I followed the old man up the lofty stair-case, through the long galleries past the studio, when he turned down a short passage and ushered me into a small elegantly furnished room, where lay Carrara in a black velvet gown and cap, reclining upon a sofa.
“So you are too sick to accompany us to the gay Corso to-day, my kind friend?” I asked, after having cordially shaken hands with him and drawn my chair close to his sofa.
“I do not feel well enough to venture out,” he replied; “nevertheless, I thank you most sincerely for your politeness in calling for me; this is a mere transient attack of sore throat, I presume; I have had many such before, I shall be recovered from it in a day or two; I regret not being able to see the horse races and the ball to-night, as I have been an annual spectator for the last twenty years. You will attend the masquerade ball this evening? of course, I need not ask, every one goes to the carnival ball.”
“I have not yet made up my mind, perhaps I may: it will be a gay affair I suppose?”
“Very: one sees such variety of costume, and variety of faces, it forms altogether an interesting sight, especially to a stranger.”
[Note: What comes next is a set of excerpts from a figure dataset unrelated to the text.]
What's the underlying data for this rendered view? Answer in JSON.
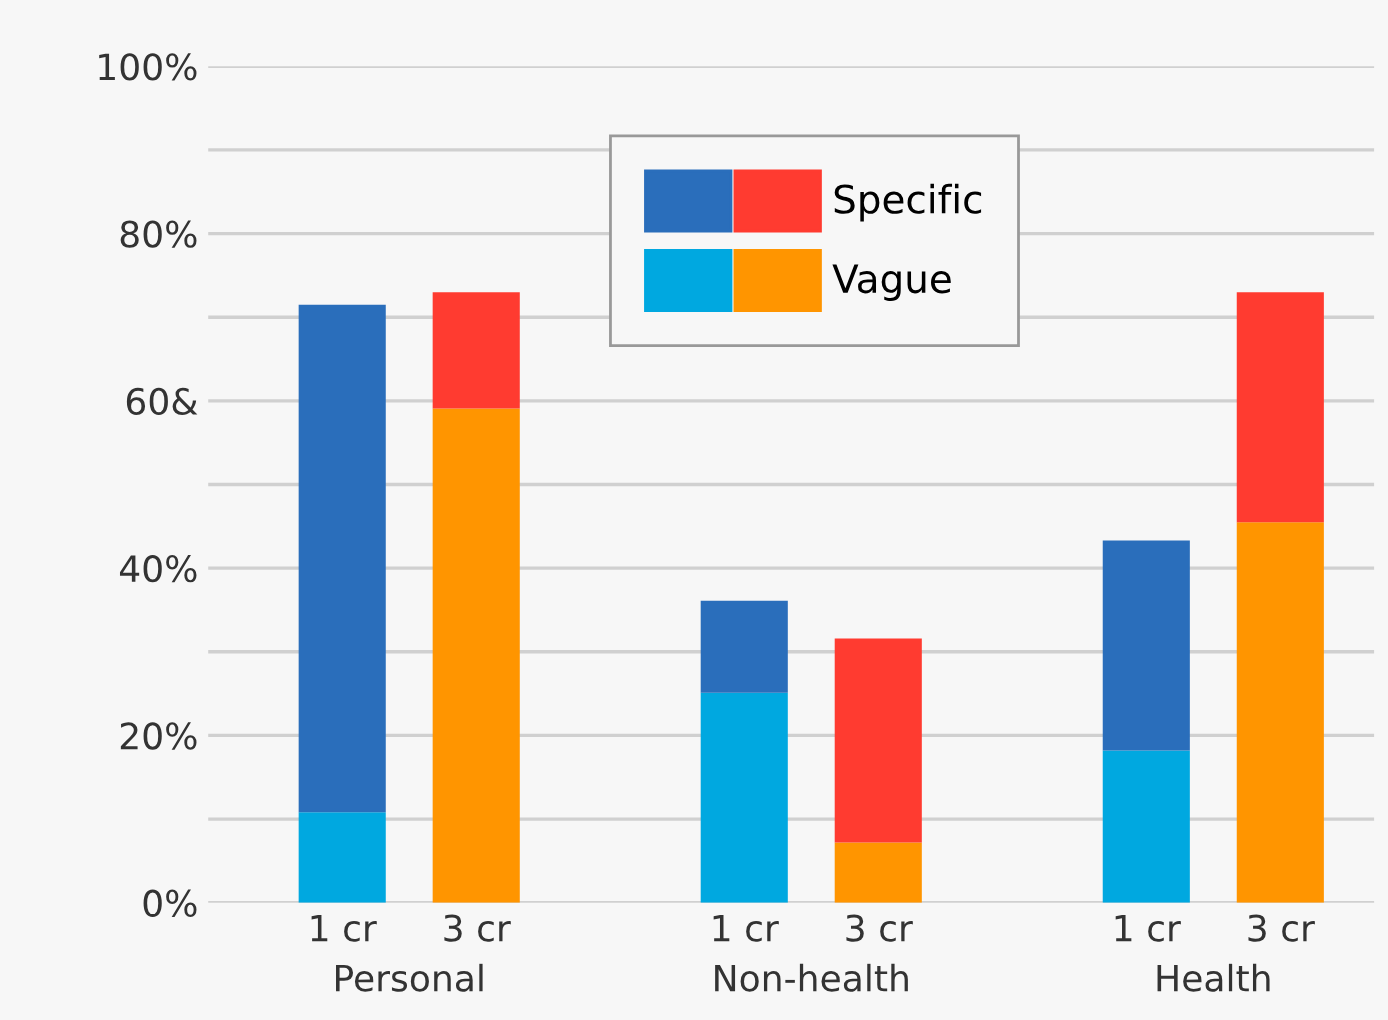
{
  "chart_data": {
    "type": "bar",
    "stacked": true,
    "categories": [
      "1 cr",
      "3 cr",
      null,
      "1 cr",
      "3 cr",
      null,
      "1 cr",
      "3 cr"
    ],
    "series": [
      {
        "color": "#00a8e0",
        "values": [
          10.8,
          null,
          null,
          25.1,
          null,
          null,
          18.2,
          null
        ]
      },
      {
        "name": "Vague",
        "color": "#ff9500",
        "values": [
          null,
          59.1,
          null,
          null,
          7.2,
          null,
          null,
          45.5
        ]
      },
      {
        "color": "#2a6ebb",
        "values": [
          60.7,
          null,
          null,
          11.0,
          null,
          null,
          25.1,
          null
        ]
      },
      {
        "name": "Specific",
        "color": "#ff3b30",
        "values": [
          null,
          13.9,
          null,
          null,
          24.4,
          null,
          null,
          27.5
        ]
      }
    ],
    "annotations": [
      "Personal",
      "Non-health",
      "Health"
    ],
    "ylim": [
      0,
      100
    ],
    "yticks": [
      {
        "value": 0,
        "label": "0%"
      },
      {
        "value": 10,
        "label": null
      },
      {
        "value": 20,
        "label": "20%"
      },
      {
        "value": 30,
        "label": null
      },
      {
        "value": 40,
        "label": "40%"
      },
      {
        "value": 50,
        "label": null
      },
      {
        "value": 60,
        "label": "60&"
      },
      {
        "value": 70,
        "label": null
      },
      {
        "value": 80,
        "label": "80%"
      },
      {
        "value": 90,
        "label": null
      },
      {
        "value": 100,
        "label": "100%"
      }
    ],
    "grid": "y",
    "legend": "top"
  }
}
“I should think,” I remarked, glancing around the quiet room, “I should think, my dear Signor, that you would sometimes feel lonesome, shut up alone in this spacious house of yours, especially when sick, with no female relative or friend to nurse you?”
“Guiseppe generally answers all my purposes as nurse and attendant; he is faithful and constant; when very ill I sometimes employ a hired nurse; but as for other higher attentions, what is there about my person, a poor, ugly old man, already tottering on the brink of the grave, what is there about me to attract beauty’s gentle care? No, no, my dear young friend, myself has sufficed thus far, and myself will suffice to the end; my own thoughts and recollections of the past, are society enough for me.”
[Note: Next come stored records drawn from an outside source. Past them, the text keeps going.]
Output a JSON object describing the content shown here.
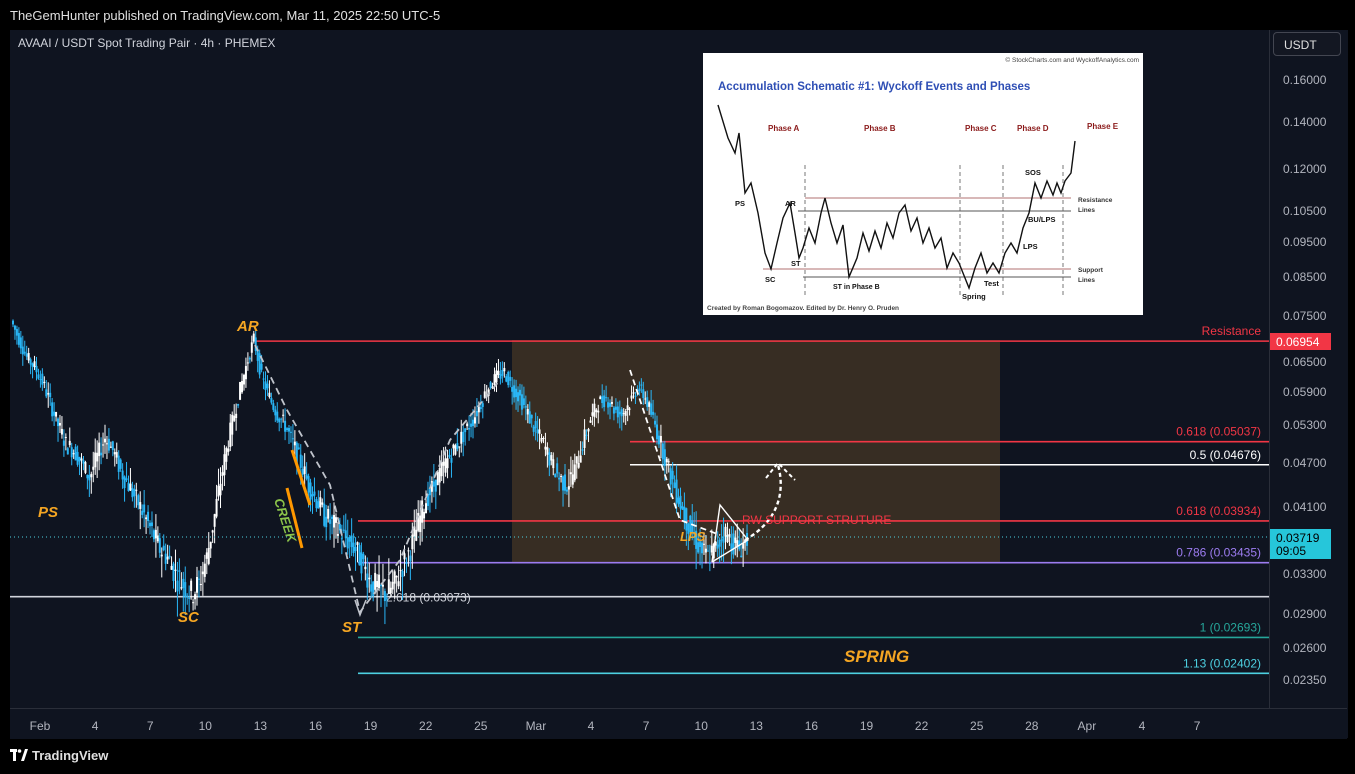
{
  "header": {
    "published": "TheGemHunter published on TradingView.com, Mar 11, 2025 22:50 UTC-5"
  },
  "symbol": "AVAAI / USDT Spot Trading Pair · 4h · PHEMEX",
  "currency_button": "USDT",
  "footer": {
    "brand": "TradingView"
  },
  "chart_data": {
    "type": "candlestick",
    "price_ticks": [
      "0.16000",
      "0.14000",
      "0.12000",
      "0.10500",
      "0.09500",
      "0.08500",
      "0.07500",
      "0.06500",
      "0.05900",
      "0.05300",
      "0.04700",
      "0.04100",
      "0.03300",
      "0.02900",
      "0.02600",
      "0.02350"
    ],
    "price_tick_values": [
      0.16,
      0.14,
      0.12,
      0.105,
      0.095,
      0.085,
      0.075,
      0.065,
      0.059,
      0.053,
      0.047,
      0.041,
      0.033,
      0.029,
      0.026,
      0.0235
    ],
    "time_ticks": [
      "Feb",
      "4",
      "7",
      "10",
      "13",
      "16",
      "19",
      "22",
      "25",
      "Mar",
      "4",
      "7",
      "10",
      "13",
      "16",
      "19",
      "22",
      "25",
      "28",
      "Apr",
      "4",
      "7"
    ],
    "current_price": "0.03719",
    "countdown": "09:05",
    "resistance_tag": "0.06954",
    "levels": [
      {
        "label": "Resistance",
        "value": 0.06954,
        "color": "#f23645"
      },
      {
        "label": "0.618 (0.05037)",
        "value": 0.05037,
        "color": "#f23645"
      },
      {
        "label": "0.5 (0.04676)",
        "value": 0.04676,
        "color": "#ffffff"
      },
      {
        "label": "0.618 (0.03934)",
        "value": 0.03934,
        "color": "#f23645"
      },
      {
        "label": "0.786 (0.03435)",
        "value": 0.03435,
        "color": "#9c7cf0"
      },
      {
        "label": "2.618 (0.03073)",
        "value": 0.03073,
        "color": "#d1d4dc"
      },
      {
        "label": "1 (0.02693)",
        "value": 0.02693,
        "color": "#26a69a"
      },
      {
        "label": "1.13 (0.02402)",
        "value": 0.02402,
        "color": "#4dd0e1"
      }
    ],
    "annotations": [
      "PS",
      "SC",
      "AR",
      "ST",
      "CREEK",
      "SPRING",
      "LPS",
      "RW SUPPORT STRUTURE"
    ],
    "close_series": [
      0.074,
      0.07,
      0.066,
      0.064,
      0.061,
      0.057,
      0.053,
      0.05,
      0.049,
      0.047,
      0.045,
      0.048,
      0.051,
      0.049,
      0.046,
      0.044,
      0.042,
      0.04,
      0.038,
      0.036,
      0.035,
      0.033,
      0.032,
      0.031,
      0.032,
      0.035,
      0.04,
      0.046,
      0.052,
      0.058,
      0.064,
      0.07,
      0.062,
      0.058,
      0.055,
      0.053,
      0.05,
      0.047,
      0.044,
      0.042,
      0.04,
      0.039,
      0.038,
      0.037,
      0.036,
      0.034,
      0.032,
      0.0315,
      0.031,
      0.032,
      0.034,
      0.036,
      0.039,
      0.042,
      0.044,
      0.046,
      0.048,
      0.05,
      0.052,
      0.054,
      0.057,
      0.06,
      0.062,
      0.063,
      0.06,
      0.058,
      0.055,
      0.052,
      0.05,
      0.047,
      0.045,
      0.044,
      0.046,
      0.05,
      0.054,
      0.057,
      0.058,
      0.056,
      0.055,
      0.057,
      0.06,
      0.058,
      0.054,
      0.05,
      0.046,
      0.043,
      0.04,
      0.038,
      0.036,
      0.035,
      0.036,
      0.038,
      0.037,
      0.036,
      0.0372
    ]
  },
  "inset": {
    "credit_top": "© StockCharts.com and WyckoffAnalytics.com",
    "title": "Accumulation Schematic #1: Wyckoff Events and Phases",
    "phases": [
      "Phase A",
      "Phase B",
      "Phase C",
      "Phase D",
      "Phase E"
    ],
    "labels": [
      "PS",
      "AR",
      "ST",
      "SC",
      "ST in Phase B",
      "Spring",
      "Test",
      "SOS",
      "BU/LPS",
      "LPS",
      "Resistance",
      "Lines",
      "Support",
      "Lines"
    ],
    "credit_bottom": "Created by Roman Bogomazov. Edited by Dr. Henry O. Pruden"
  }
}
I had never heard Carrara speak so sadly before, for although philosophic in his tone of mind, he was generally cheerful, sometimes even gay. I attributed it to his slight indisposition and his solitude, and took my leave, promising to call on the morrow, and bring an entertaining English novel to read aloud to him.
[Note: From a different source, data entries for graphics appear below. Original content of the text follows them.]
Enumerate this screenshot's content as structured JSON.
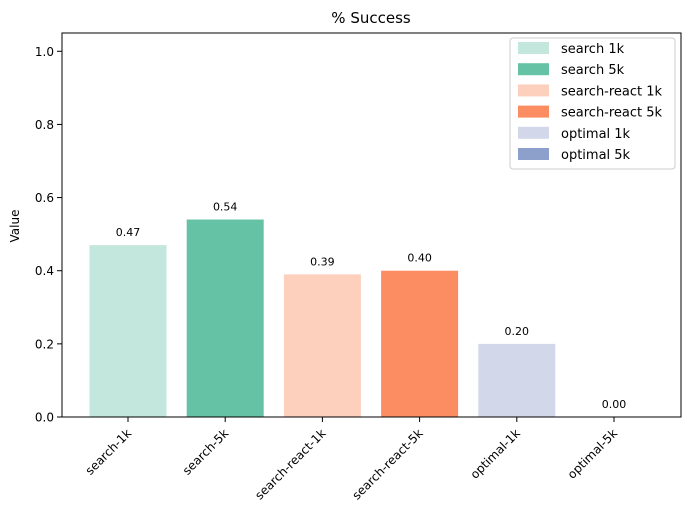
{
  "chart_data": {
    "type": "bar",
    "title": "% Success",
    "xlabel": "",
    "ylabel": "Value",
    "ylim": [
      0,
      1.05
    ],
    "yticks": [
      0.0,
      0.2,
      0.4,
      0.6,
      0.8,
      1.0
    ],
    "ytick_labels": [
      "0.0",
      "0.2",
      "0.4",
      "0.6",
      "0.8",
      "1.0"
    ],
    "categories": [
      "search-1k",
      "search-5k",
      "search-react-1k",
      "search-react-5k",
      "optimal-1k",
      "optimal-5k"
    ],
    "values": [
      0.47,
      0.54,
      0.39,
      0.4,
      0.2,
      0.0
    ],
    "value_labels": [
      "0.47",
      "0.54",
      "0.39",
      "0.40",
      "0.20",
      "0.00"
    ],
    "colors": [
      "#c4e7dd",
      "#66c2a5",
      "#fdd0be",
      "#fc8d62",
      "#d2d8ea",
      "#8da0cb"
    ],
    "grid": false,
    "legend": {
      "placement": "top-right",
      "entries": [
        {
          "label": "search 1k",
          "color": "#c4e7dd"
        },
        {
          "label": "search 5k",
          "color": "#66c2a5"
        },
        {
          "label": "search-react 1k",
          "color": "#fdd0be"
        },
        {
          "label": "search-react 5k",
          "color": "#fc8d62"
        },
        {
          "label": "optimal 1k",
          "color": "#d2d8ea"
        },
        {
          "label": "optimal 5k",
          "color": "#8da0cb"
        }
      ]
    }
  }
}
As I mechanically traversed the long distance which intervened between his house and the Corso, I soliloquized upon the lonely life a man leads without wife or children. He seems to hang, as it were, a loose disjointed member upon society, disconnected from the rest of his fellow beings, by all those household ties, which seem to form the connecting links of life. I thought of myself, and then my thoughts reverted to the beautiful portrait in Carrara’s studio, and I ardently wished that I might see the original of that picture. “Suppose you should see her this day,” reason said, “will not time have changed her? where would be the rosy hue of health and beauty’s bloom?” I suddenly remembered, Carrara had told me she was dead. “She receives naught now, then, but the clammy embraces of death; better that, however, than live to become a withered hag, after having being so gloriously beautiful.”